Others, however, don’t agree with this assessment. They believe that these people are just more attentive and shy away from intrusiveness and asperity. Yes, they are careful with their choice of words, because they wouldn’t ever want to hurt other people.
It might seem that spontaneous and outspoken people defend their points of view more passionately, while gentler people seem to be “on the fence,” and less interested in taking a stand. Although this is often true, it’s not that easy to assess which behavior is more appropriate. This subject involves not only moral issues, but also the effectiveness of communication between people.

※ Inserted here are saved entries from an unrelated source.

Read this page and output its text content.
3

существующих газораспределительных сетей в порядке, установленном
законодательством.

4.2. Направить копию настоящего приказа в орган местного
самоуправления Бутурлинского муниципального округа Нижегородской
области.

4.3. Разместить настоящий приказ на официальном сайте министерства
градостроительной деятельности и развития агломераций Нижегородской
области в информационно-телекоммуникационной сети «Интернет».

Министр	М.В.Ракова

Morally speaking, being attentive to others should be the predominant concern; honesty and forthrightness do not entitle us to say whatever goes through our minds, as excessive frankness can be hurtful. For instance, if someone meets a friend who seems unwell and says: “Wow, you’re so pale! You look sick!” they’re being honest, but also incredibly insensitive. The fact that they’re true doesn’t make these words any less aggressive: it actually only emphasizes the offense.

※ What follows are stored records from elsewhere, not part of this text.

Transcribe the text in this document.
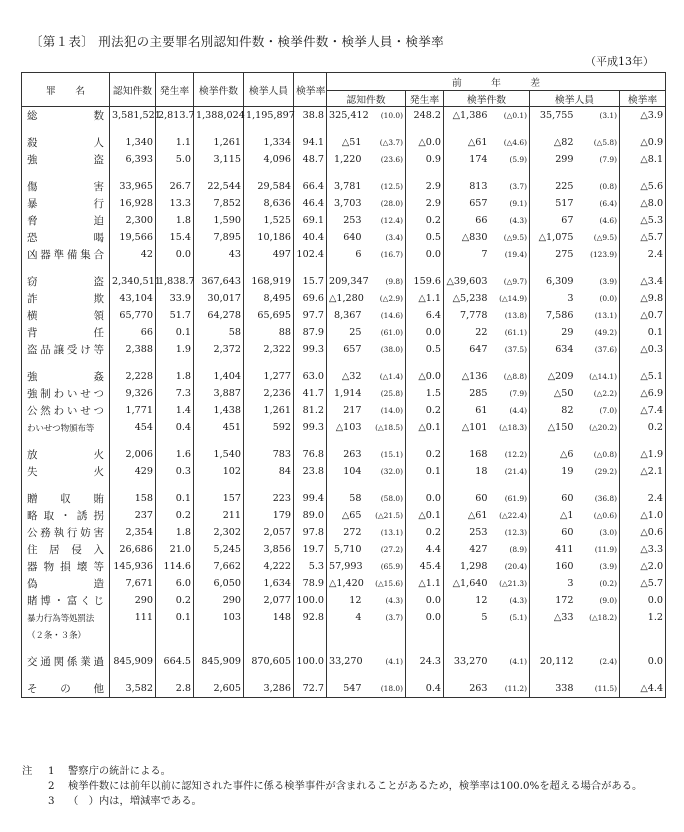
〔第１表〕 刑法犯の主要罪名別認知件数・検挙件数・検挙人員・検挙率
（平成13年）
罪　　名	認知件数	発生率	検挙件数	検挙人員	検挙率	前　　　年　　　差							
						認知件数		発生率	検挙件数		検挙人員		検挙率
総　　　数	3,581,521	2,813.7	1,388,024	1,195,897	38.8	325,412	(10.0)	248.2	△1,386	(△0.1)	35,755	(3.1)	△3.9

殺　　　人	1,340	1.1	1,261	1,334	94.1	△51	(△3.7)	△0.0	△61	(△4.6)	△82	(△5.8)	△0.9
強　　　盗	6,393	5.0	3,115	4,096	48.7	1,220	(23.6)	0.9	174	(5.9)	299	(7.9)	△8.1

傷　　　害	33,965	26.7	22,544	29,584	66.4	3,781	(12.5)	2.9	813	(3.7)	225	(0.8)	△5.6
暴　　　行	16,928	13.3	7,852	8,636	46.4	3,703	(28.0)	2.9	657	(9.1)	517	(6.4)	△8.0
脅　　　迫	2,300	1.8	1,590	1,525	69.1	253	(12.4)	0.2	66	(4.3)	67	(4.6)	△5.3
恐　　　喝	19,566	15.4	7,895	10,186	40.4	640	(3.4)	0.5	△830	(△9.5)	△1,075	(△9.5)	△5.7
凶器準備集合	42	0.0	43	497	102.4	6	(16.7)	0.0	7	(19.4)	275	(123.9)	2.4

窃　　　盗	2,340,511	1,838.7	367,643	168,919	15.7	209,347	(9.8)	159.6	△39,603	(△9.7)	6,309	(3.9)	△3.4
詐　　　欺	43,104	33.9	30,017	8,495	69.6	△1,280	(△2.9)	△1.1	△5,238	(△14.9)	3	(0.0)	△9.8
横　　　領	65,770	51.7	64,278	65,695	97.7	8,367	(14.6)	6.4	7,778	(13.8)	7,586	(13.1)	△0.7
背　　　任	66	0.1	58	88	87.9	25	(61.0)	0.0	22	(61.1)	29	(49.2)	0.1
盗品譲受け等	2,388	1.9	2,372	2,322	99.3	657	(38.0)	0.5	647	(37.5)	634	(37.6)	△0.3

強　　　姦	2,228	1.8	1,404	1,277	63.0	△32	(△1.4)	△0.0	△136	(△8.8)	△209	(△14.1)	△5.1
強制わいせつ	9,326	7.3	3,887	2,236	41.7	1,914	(25.8)	1.5	285	(7.9)	△50	(△2.2)	△6.9
公然わいせつ	1,771	1.4	1,438	1,261	81.2	217	(14.0)	0.2	61	(4.4)	82	(7.0)	△7.4
わいせつ物頒布等	454	0.4	451	592	99.3	△103	(△18.5)	△0.1	△101	(△18.3)	△150	(△20.2)	0.2

放　　　火	2,006	1.6	1,540	783	76.8	263	(15.1)	0.2	168	(12.2)	△6	(△0.8)	△1.9
失　　　火	429	0.3	102	84	23.8	104	(32.0)	0.1	18	(21.4)	19	(29.2)	△2.1

贈　収　賄	158	0.1	157	223	99.4	58	(58.0)	0.0	60	(61.9)	60	(36.8)	2.4
略取・誘拐	237	0.2	211	179	89.0	△65	(△21.5)	△0.1	△61	(△22.4)	△1	(△0.6)	△1.0
公務執行妨害	2,354	1.8	2,302	2,057	97.8	272	(13.1)	0.2	253	(12.3)	60	(3.0)	△0.6
住居侵入	26,686	21.0	5,245	3,856	19.7	5,710	(27.2)	4.4	427	(8.9)	411	(11.9)	△3.3
器物損壊等	145,936	114.6	7,662	4,222	5.3	57,993	(65.9)	45.4	1,298	(20.4)	160	(3.9)	△2.0
偽　　　造	7,671	6.0	6,050	1,634	78.9	△1,420	(△15.6)	△1.1	△1,640	(△21.3)	3	(0.2)	△5.7
賭博・富くじ	290	0.2	290	2,077	100.0	12	(4.3)	0.0	12	(4.3)	172	(9.0)	0.0
暴力行為等処罰法	111	0.1	103	148	92.8	4	(3.7)	0.0	5	(5.1)	△33	(△18.2)	1.2
（２条・３条）													

交通関係業過	845,909	664.5	845,909	870,605	100.0	33,270	(4.1)	24.3	33,270	(4.1)	20,112	(2.4)	0.0

そ　の　他	3,582	2.8	2,605	3,286	72.7	547	(18.0)	0.4	263	(11.2)	338	(11.5)	△4.4
注	1	警察庁の統計による。
2	検挙件数には前年以前に認知された事件に係る検挙事件が含まれることがあるため，検挙率は100.0%を超える場合がある。
3	（　）内は，増減率である。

I believe that a good way of evaluating an action in life is by its results. If the effect is destructive, the action is harmful, despite any “good intentions.”

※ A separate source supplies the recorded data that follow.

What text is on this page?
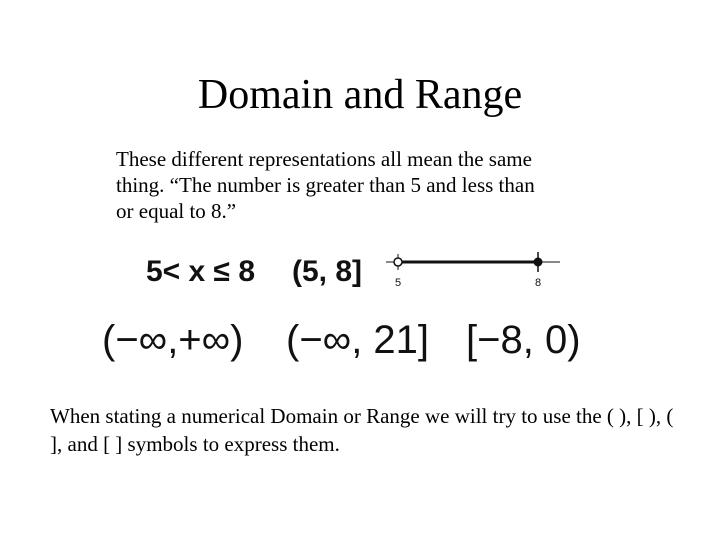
Domain and Range

These different representations all mean the same thing. “The number is greater than 5 and less than or equal to 8.”

5< x ≤ 8 (5, 8]	5	8
(−∞,+∞) (−∞, 21] [−8, 0)

When stating a numerical Domain or Range we will try to use the ( ), [ ), ( ], and [ ] symbols to express them.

The concept of speaking our minds at any cost is even more unjustifiable when it’s used as an excuse to promote communication and understanding. Without a question, human beings are vain, and if offended by words or attitudes, they’ll develop negative feelings toward the person who made them feel that way.
If someone begins sentences by saying things like “you just don’t understand” or “any idiot can see that…” the immediate result is deafness to their words. People will not even bother to hear whatever else they say or will listen just to try to find the weak point in the argument and counterattack.
When we express ourselves, we must always be very careful with our words, because they affect who listens, for better or worse. When communicating, the message received matters just as much as the message sent out. If we want to benefit others and ourselves through communication, this is an important lesson.
Contempt for the person who receives whatever we’re communicating is a form of moral aggression and disrespect, whether deliberate or not. Some people seem to care only about showing the world how perceptive and brilliant they are; they want to come out on top and teach, never learn. But they provoke anger, not admiration, because the art of seduction works in opposite ways.
Alluring men and women make other people feel attractive, interesting and smart. They prefer to listen, rather than establish just how amazing and wonderful they are.
What kind of person wants to get closer to someone whose main goal is to self-promote all the time? Who can stand endless speeches based on empty narcissism? Almost nobody. Contempt for the listener is, in my understanding, the fruit of extreme individualism and it hides an unconscious desire to fail in life.